Join Logic

The JOIN operation follows this logic:

1. Record distribution/sorting to get match candidates on the same nodes.

The PARTITION LEFT, PARTITION RIGHT, LOOKUP, ALL, NOSORT, KEYED, HASH, and LOCAL options indicate how this happens. These options are mutually exclusive; only one may be specified, and PARTITION LEFT is the default. SKEW and THRESHOLD may modify the requested behaviour. LOOKUP also has the additional effect of deduping the rightrecset by the joincondition.

2. Record matching.

The joincondition, LIMIT, and ATMOST determine how this is done.

An implicit limit of 10000 is added when there is no LIMIT specified AND the following is true:

There is no ATMOST limit specified AND it is not a LEFT ONLY JOIN AND (there is either no KEEP limit specified OR the JOIN has a postfilter).

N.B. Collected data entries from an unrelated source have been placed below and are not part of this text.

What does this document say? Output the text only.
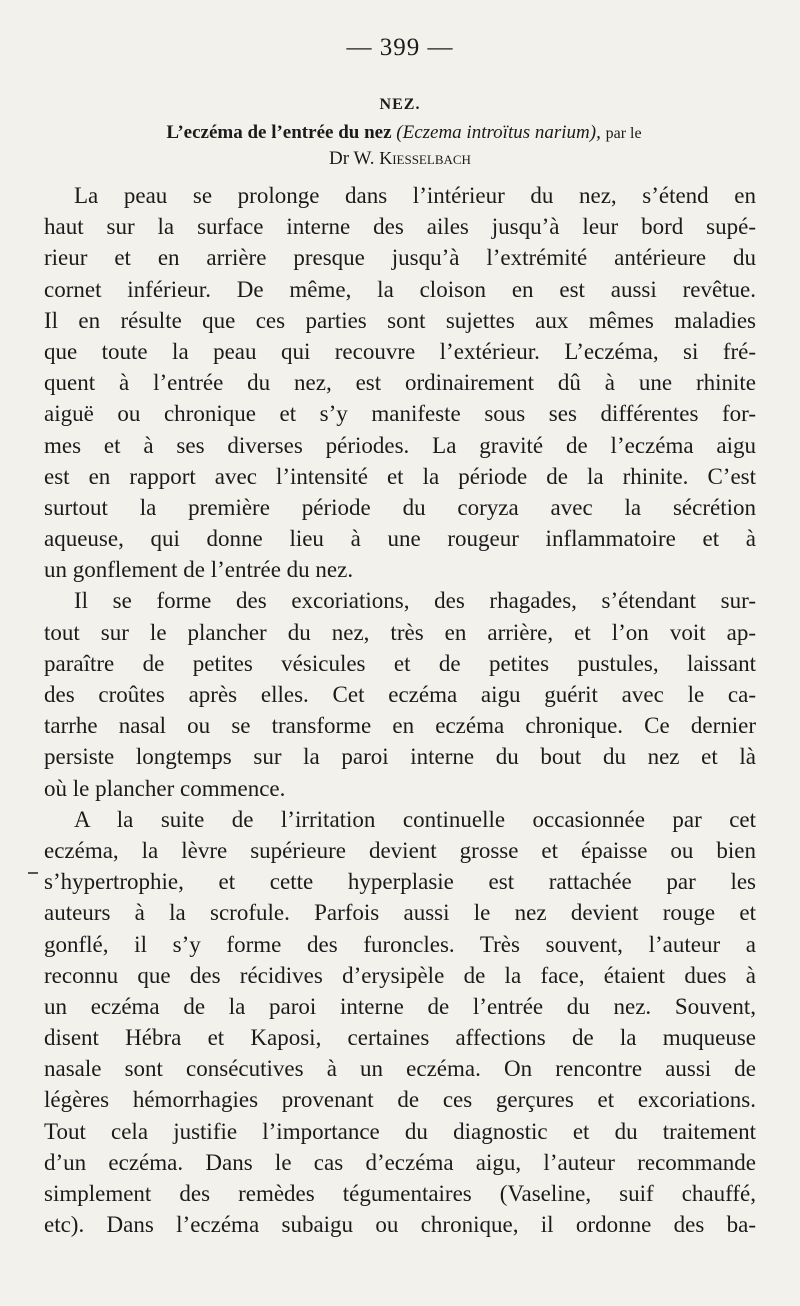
— 399 —
NEZ.
L’eczéma de l’entrée du nez (Eczema introïtus narium), par le
Dr W. Kiesselbach
La peau se prolonge dans l’intérieur du nez, s’étend en
haut sur la surface interne des ailes jusqu’à leur bord supé-
rieur et en arrière presque jusqu’à l’extrémité antérieure du
cornet inférieur. De même, la cloison en est aussi revêtue.
Il en résulte que ces parties sont sujettes aux mêmes maladies
que toute la peau qui recouvre l’extérieur. L’eczéma, si fré-
quent à l’entrée du nez, est ordinairement dû à une rhinite
aiguë ou chronique et s’y manifeste sous ses différentes for-
mes et à ses diverses périodes. La gravité de l’eczéma aigu
est en rapport avec l’intensité et la période de la rhinite. C’est
surtout la première période du coryza avec la sécrétion
aqueuse, qui donne lieu à une rougeur inflammatoire et à
un gonflement de l’entrée du nez.
Il se forme des excoriations, des rhagades, s’étendant sur-
tout sur le plancher du nez, très en arrière, et l’on voit ap-
paraître de petites vésicules et de petites pustules, laissant
des croûtes après elles. Cet eczéma aigu guérit avec le ca-
tarrhe nasal ou se transforme en eczéma chronique. Ce dernier
persiste longtemps sur la paroi interne du bout du nez et là
où le plancher commence.
A la suite de l’irritation continuelle occasionnée par cet
eczéma, la lèvre supérieure devient grosse et épaisse ou bien
s’hypertrophie, et cette hyperplasie est rattachée par les
auteurs à la scrofule. Parfois aussi le nez devient rouge et
gonflé, il s’y forme des furoncles. Très souvent, l’auteur a
reconnu que des récidives d’erysipèle de la face, étaient dues à
un eczéma de la paroi interne de l’entrée du nez. Souvent,
disent Hébra et Kaposi, certaines affections de la muqueuse
nasale sont consécutives à un eczéma. On rencontre aussi de
légères hémorrhagies provenant de ces gerçures et excoriations.
Tout cela justifie l’importance du diagnostic et du traitement
d’un eczéma. Dans le cas d’eczéma aigu, l’auteur recommande
simplement des remèdes tégumentaires (Vaseline, suif chauffé,
etc). Dans l’eczéma subaigu ou chronique, il ordonne des ba-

3. Determine what matches to pass to transform.

The jointype determines this.

4. Generate output records through the TRANSFORM function.

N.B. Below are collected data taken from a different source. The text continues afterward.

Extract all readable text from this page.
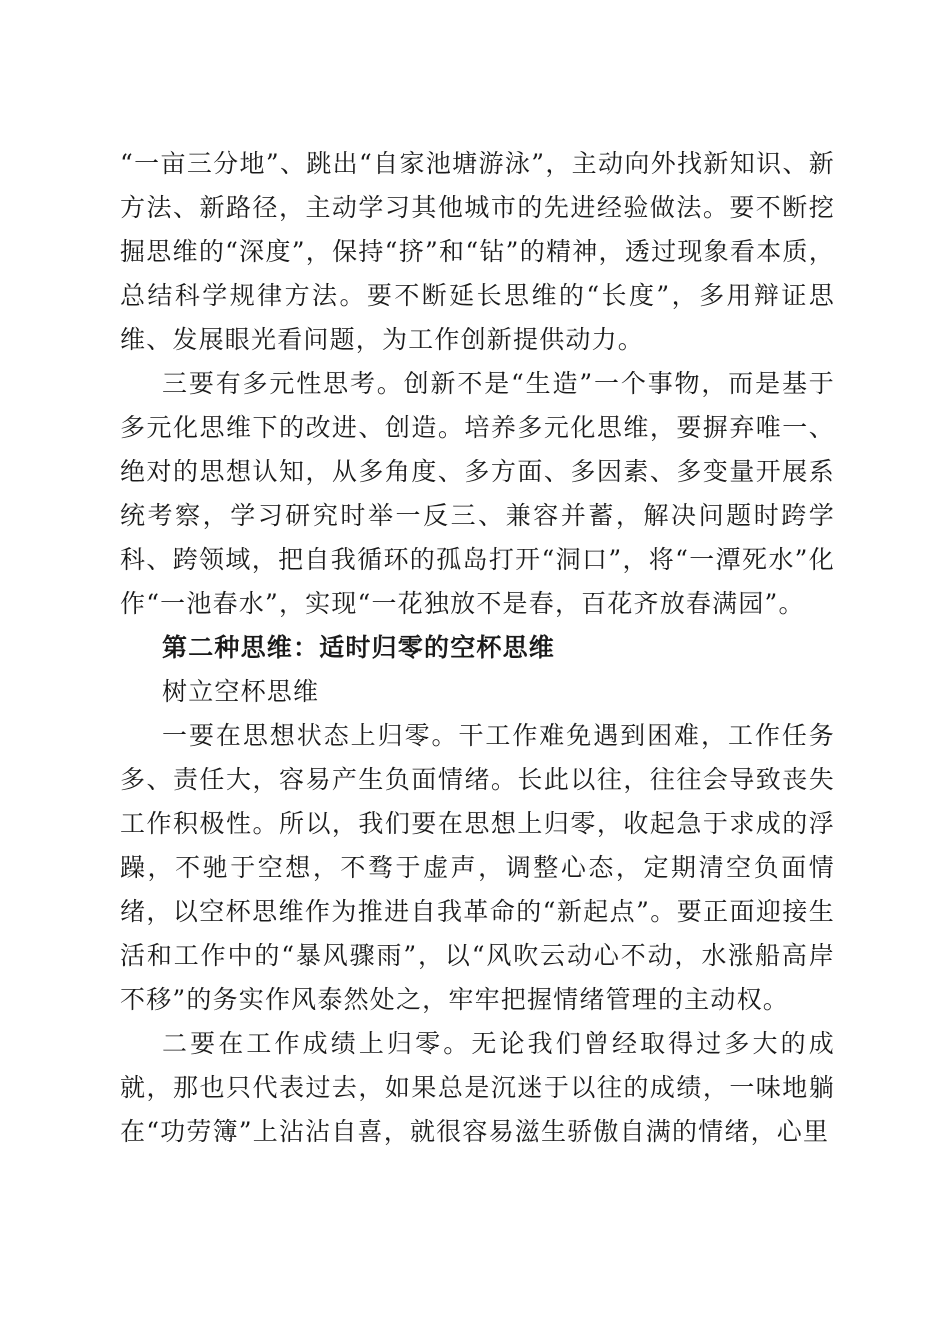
“一亩三分地”、跳出“自家池塘游泳”，主动向外找新知识、新方法、新路径，主动学习其他城市的先进经验做法。要不断挖掘思维的“深度”，保持“挤”和“钻”的精神，透过现象看本质，总结科学规律方法。要不断延长思维的“长度”，多用辩证思维、发展眼光看问题，为工作创新提供动力。

三要有多元性思考。创新不是“生造”一个事物，而是基于多元化思维下的改进、创造。培养多元化思维，要摒弃唯一、绝对的思想认知，从多角度、多方面、多因素、多变量开展系统考察，学习研究时举一反三、兼容并蓄，解决问题时跨学科、跨领域，把自我循环的孤岛打开“洞口”，将“一潭死水”化作“一池春水”，实现“一花独放不是春，百花齐放春满园”。

第二种思维：适时归零的空杯思维

树立空杯思维

一要在思想状态上归零。干工作难免遇到困难，工作任务多、责任大，容易产生负面情绪。长此以往，往往会导致丧失工作积极性。所以，我们要在思想上归零，收起急于求成的浮躁，不驰于空想，不骛于虚声，调整心态，定期清空负面情绪，以空杯思维作为推进自我革命的“新起点”。要正面迎接生活和工作中的“暴风骤雨”，以“风吹云动心不动，水涨船高岸不移”的务实作风泰然处之，牢牢把握情绪管理的主动权。

二要在工作成绩上归零。无论我们曾经取得过多大的成就，那也只代表过去，如果总是沉迷于以往的成绩，一味地躺在“功劳簿”上沾沾自喜，就很容易滋生骄傲自满的情绪，心里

The implicit or explicit transform parameter determines this.

5. Filter output records with SKIP.

If the transform for a record pair results in a SKIP, then the output record is not counted towards any KEEP option totals.

6. Limit output records with KEEP.

Any output records for a given leftrecset record over and above the permitted KEEP value are discarded. In a FULL OUTER join, rightrecset records that match no record are treated as if they all matched different default leftrecset records (that is, the KEEP counter is reset for each one).